Revision history for this message
Yeti (yeti) wrote :

>> The complexity of every simple private or one-shot script that reads these files
>> is considerably increased.

> This is why we use wrappers, libraries, or whatever to handle input formats,
> instead of writing a parser for each program.

Many of these files are not in `formats'. They are general text files: structured, unstructured, and often ad-hoc or partially structured. No wrapper will do unless it's a fopen() (leaving aside open(), mmap(), etc.) wrapper.

> The trivial zgrep wrapper shows this isn't an issue;

No, the necessity to learn different commands (if someone wrote them) because none of the standard Unix text tools is usable (on supposedly text files) shows that it is a serious issue.

> besides, why would one want
> to grep instead of using beagle, tracker, or an ad hoc command to access
> a specialized format?

Beagle is not useful for searching because it is incapable of imposing conditions on the file name.
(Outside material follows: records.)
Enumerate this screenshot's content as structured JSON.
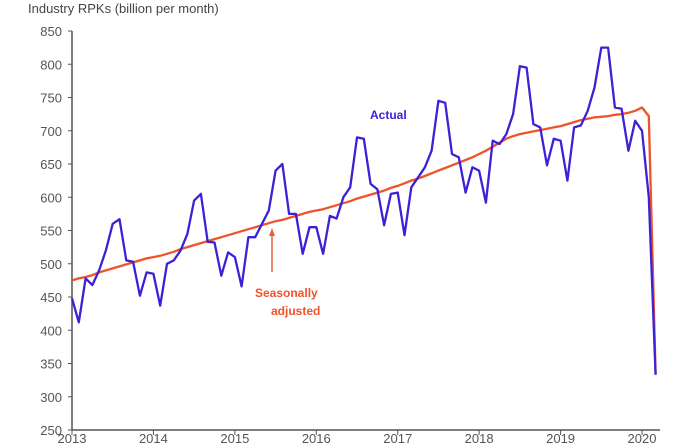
{
  "chart_data": {
    "type": "line",
    "title": "Industry RPKs (billion per month)",
    "xlabel": "",
    "ylabel": "",
    "ylim": [
      250,
      850
    ],
    "yticks": [
      250,
      300,
      350,
      400,
      450,
      500,
      550,
      600,
      650,
      700,
      750,
      800,
      850
    ],
    "xtick_labels": [
      "2013",
      "2014",
      "2015",
      "2016",
      "2017",
      "2018",
      "2019",
      "2020"
    ],
    "x_start": "2013-01",
    "frequency": "monthly",
    "grid": false,
    "series": [
      {
        "name": "Actual",
        "color": "#3b22d6",
        "values": [
          448,
          412,
          478,
          468,
          490,
          520,
          560,
          567,
          505,
          503,
          452,
          487,
          485,
          437,
          500,
          505,
          520,
          545,
          595,
          605,
          533,
          532,
          482,
          517,
          510,
          466,
          540,
          540,
          560,
          580,
          640,
          650,
          575,
          575,
          515,
          555,
          555,
          515,
          572,
          568,
          600,
          615,
          690,
          688,
          620,
          612,
          558,
          605,
          607,
          543,
          615,
          630,
          645,
          670,
          745,
          742,
          665,
          660,
          607,
          645,
          640,
          592,
          685,
          680,
          695,
          725,
          797,
          795,
          710,
          705,
          648,
          688,
          685,
          625,
          705,
          708,
          730,
          765,
          825,
          825,
          735,
          733,
          670,
          715,
          700,
          600,
          333
        ]
      },
      {
        "name": "Seasonally adjusted",
        "color": "#f0522a",
        "values": [
          475,
          478,
          480,
          483,
          487,
          490,
          493,
          496,
          499,
          502,
          505,
          508,
          510,
          512,
          515,
          518,
          522,
          525,
          528,
          531,
          534,
          537,
          540,
          543,
          546,
          549,
          552,
          555,
          558,
          561,
          564,
          566,
          569,
          572,
          575,
          578,
          580,
          582,
          585,
          588,
          591,
          594,
          598,
          601,
          604,
          607,
          610,
          614,
          617,
          621,
          625,
          628,
          632,
          636,
          640,
          644,
          648,
          652,
          656,
          660,
          665,
          670,
          676,
          682,
          688,
          692,
          695,
          697,
          699,
          701,
          703,
          705,
          707,
          710,
          713,
          716,
          718,
          720,
          721,
          722,
          724,
          725,
          727,
          730,
          735,
          722,
          335
        ]
      }
    ],
    "annotations": {
      "actual": "Actual",
      "seasonal_line1": "Seasonally",
      "seasonal_line2": "adjusted"
    }
  }
}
And of course it does not replace any other text tool beside grep. Regarding specialized formats, if you have ever tried to find anything in gnuplot help, you probably noticed the fastest method is to just grep the gih file.
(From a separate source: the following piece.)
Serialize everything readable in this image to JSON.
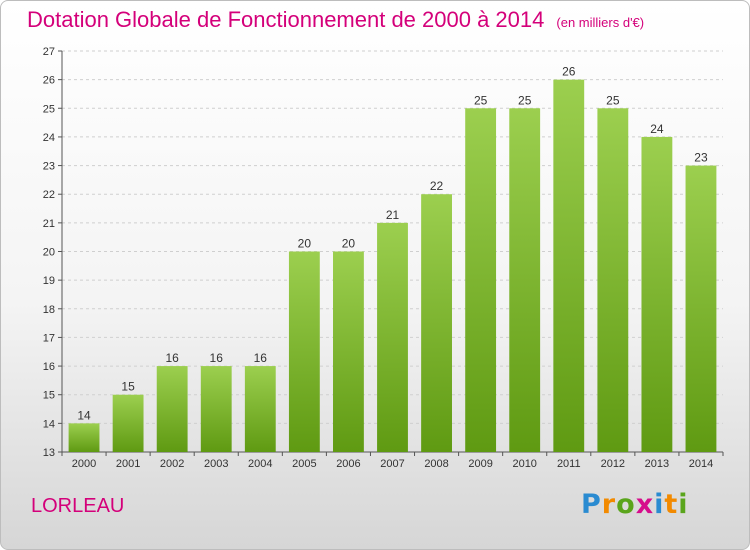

I don't understand what's good on complicating of reading the files. This does not depend on how specialized the format is.

>> Why HTML files aren't compressed?

So, why they aren't?

> Why are most PNG files compressed?

Ah, now we are getting somewhere. PNG files are not compressed. Show me a single png.gz file.
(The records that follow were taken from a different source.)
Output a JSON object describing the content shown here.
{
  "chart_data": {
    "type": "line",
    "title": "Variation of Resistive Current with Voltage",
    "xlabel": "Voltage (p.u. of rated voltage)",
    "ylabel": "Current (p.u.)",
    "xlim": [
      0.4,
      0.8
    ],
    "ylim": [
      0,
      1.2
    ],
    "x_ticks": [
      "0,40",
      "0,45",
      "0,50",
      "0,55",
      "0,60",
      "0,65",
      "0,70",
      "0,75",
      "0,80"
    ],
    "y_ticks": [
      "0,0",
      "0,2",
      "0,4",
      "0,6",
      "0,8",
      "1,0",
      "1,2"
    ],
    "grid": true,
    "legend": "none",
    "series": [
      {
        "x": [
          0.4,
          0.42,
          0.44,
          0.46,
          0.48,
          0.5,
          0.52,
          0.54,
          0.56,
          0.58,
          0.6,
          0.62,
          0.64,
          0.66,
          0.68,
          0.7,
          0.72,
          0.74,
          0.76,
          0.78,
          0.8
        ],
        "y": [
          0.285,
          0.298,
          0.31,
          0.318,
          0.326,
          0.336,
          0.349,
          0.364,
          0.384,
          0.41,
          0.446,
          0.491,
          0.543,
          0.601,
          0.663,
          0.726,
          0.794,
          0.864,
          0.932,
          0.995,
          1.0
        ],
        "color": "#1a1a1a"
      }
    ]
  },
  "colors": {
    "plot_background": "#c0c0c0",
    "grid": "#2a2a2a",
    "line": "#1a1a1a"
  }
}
And please don't try to argue PNG files are compressed internally, because this is completely irrelevant. PNG specifications says how the information is stored, it can be compressed, or frobnicated or whatever. But PNG files are stored exactly according to their specification, no mangling is performed. Unlike other files that are mangled.

> evince certainly does, as well as compressed DVI and PS.

evince /usr/share/doc/tetex-doc/programs/dvips.pdf.gz

Result: http://hydra.physics.muni.cz/~yeti/tmp/evince-pdf-gz.png

The same for DVI (it can handle ps.gz though).

---------------------
This discussion is pointless. After all the years of experience with compressed documentation in Debian no one can convince me it makes sense. And conversely, Debian people seem to be incapable of admitting any fundamental problems. Will I ever grow wise enough to let it be? Sigh.

---------------------
> my conclusion so far is that we should aim at excluding index.sgml files from
> compression and that such a transition will happen slowly over the next years.

Thank you.